Yael Inokai: Mahlstrom

Quelle: Pixabay/Noupload
"Mahlstrom" - ein treffender Titel für einen Roman, dessen Handlung einen Sog entwickelt, der mich förmlich mitgerissen hat. Für mich ist dieser beeindruckende Roman der Schweizerin Yael Inokai eine meiner Entdeckungen dieses Jahres.


Die Autorin führt den Leser in ein schweizerisches Bergdorf, in der die Welt alles andere als in Ordnung ist. Die Geschichte beginnt mit dem Selbstmord von Barbara, einer jungen Frau, die von Geburt an hier gelebt hat. Man findet ihre Leiche im Fluss. Natürlich stellt sich die Frage, was Barbara dazu getrieben hat, Selbstmord zu begehen. Erzählt wird die Geschichte aus mehreren Perspektiven. Barbara gehörte zu einer Clique von 6 jungen Menschen, die zusammen in diesem Dorf aufgewachsen sind. Diese Personen erinnern sich an Episoden aus ihrer gemeinsamen Kindheit bis hin zur Gegenwart. Dabei entwickeln sich Bilder von der Dorfgemeinschaft und ihrem Miteinander, die nur schwer zu verdauen sind.

"Wir dürfen sie beerdigen, stand schließlich auf einem Formular.
Die Eltern und der Bruder suchten einen Sarg aus.
Die Gärtnerin fing mit Graben an.
Der Geistliche begann zu schreiben.
Wir anderen lagen im Dunkel unserer Häuser und gaben vor zu schlafen." (S. 8)

Quelle: Rotpunkt Verlag
Wer davon ausgeht ist, dass die 6 Personen Freunde seit Kindheitstagen sind, wird eines Besseren belehrt. Der "Freundeskreis" wird im Verlauf der Erzählung förmlich seziert. Im Roman taucht der Satz auf: "..., dass man ein ganzes Leben zusammen sein kann, ohne sich je gegenseitig zu sehen und wahrzunehmen." (S. 129). Diese Aussage trifft das Leben der Freunde in diesem Dorf auf den Punkt. Sie geben wenig von sich Preis. Sollte ich die einzelnen Personen charakterisieren, ich könnte es nicht. Selbst wenn sie als Kinder viel Zeit miteinander verbracht haben, sind sie sich doch fremd geblieben. 
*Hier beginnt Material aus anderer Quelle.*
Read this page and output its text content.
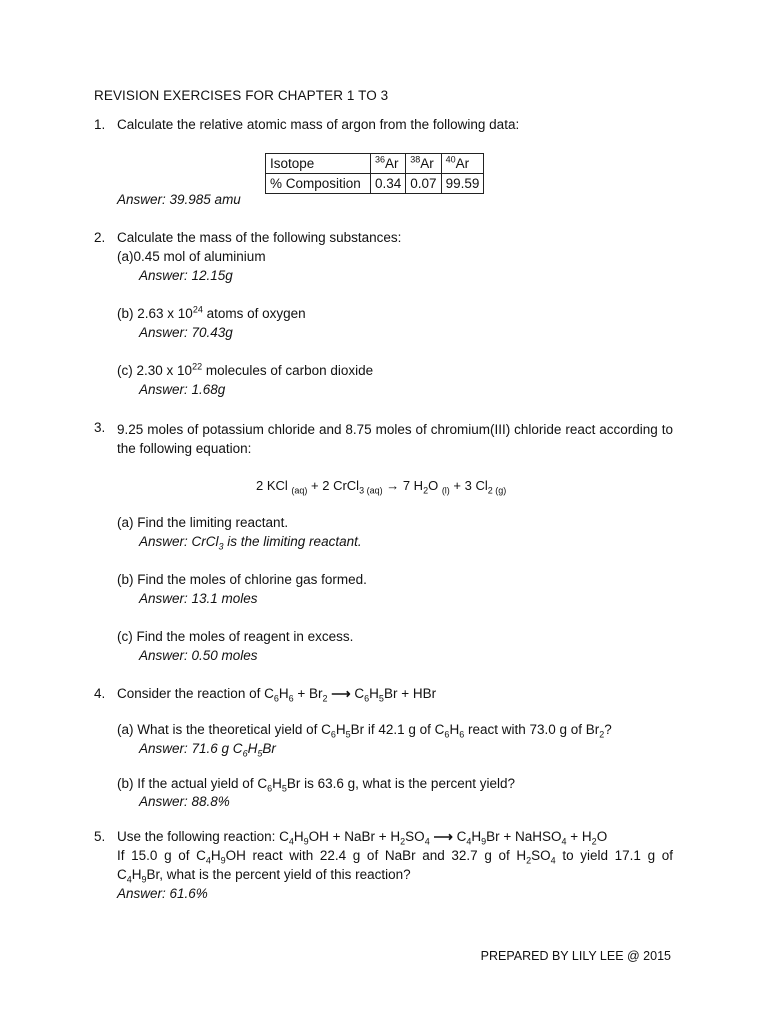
REVISION EXERCISES FOR CHAPTER 1 TO 3
1. Calculate the relative atomic mass of argon from the following data:
Isotope	$^{36}$Ar	$^{38}$Ar	$^{40}$Ar
% Composition	0.34	0.07	99.59
Answer: 39.985 amu
2. Calculate the mass of the following substances:
(a)0.45 mol of aluminium
Answer: 12.15g
(b) 2.63 x $10^{24}$ atoms of oxygen
Answer: 70.43g
(c) 2.30 x $10^{22}$ molecules of carbon dioxide
Answer: 1.68g
3. 9.25 moles of potassium chloride and 8.75 moles of chromium(III) chloride react according to the following equation:
2 KCl $_{(aq)}$ + 2 CrCl$_{3 (aq)}$ → 7 $H_2O$ $_{(l)}$ + 3 $Cl_{2 (g)}$
(a) Find the limiting reactant.
Answer: CrCl$_3$ is the limiting reactant.
(b) Find the moles of chlorine gas formed.
Answer: 13.1 moles
(c) Find the moles of reagent in excess.
Answer: 0.50 moles
4. Consider the reaction of $C_6H_6 + Br_2$ ⟶ $C_6H_5Br$ + HBr
(a) What is the theoretical yield of $C_6H_5Br$ if 42.1 g of $C_6H_6$ react with 73.0 g of $Br_2$?
Answer: 71.6 g $C_6H_5Br$
(b) If the actual yield of $C_6H_5Br$ is 63.6 g, what is the percent yield?
Answer: 88.8%
5. Use the following reaction: $C_4H_9OH$ + NaBr + $H_2SO_4$ ⟶ $C_4H_9Br$ + NaHSO$_4$ + $H_2O$
If 15.0 g of $C_4H_9OH$ react with 22.4 g of NaBr and 32.7 g of $H_2SO_4$ to yield 17.1 g of
$C_4H_9Br$, what is the percent yield of this reaction?
Answer: 61.6%
PREPARED BY LILY LEE @ 2015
Das Leben in diesem Dorf ist kein Zuckerschlecken. Yael Inokai beschreibt eine Dorfgemeinschaft, die herzlich wenig mit dem Idyll eines Bullerbü zu tun hat. Stattdessen trifft man auf Misstrauen, Gehässigkeit und Falschheit. Schwächen und Andersartigkeit werden nicht verziehen. Ganz im Gegenteil. Hier herrscht eine Hackordnung, in der Schwächere bestraft werden. Diese Mentalität findet sich von klein auf in dieser Dorfwelt. "Kinder können grausam sein" - ein Gedanke, der einem bei der Lektüre dieses Romanes mehrfach durch den Kopf schießen wird.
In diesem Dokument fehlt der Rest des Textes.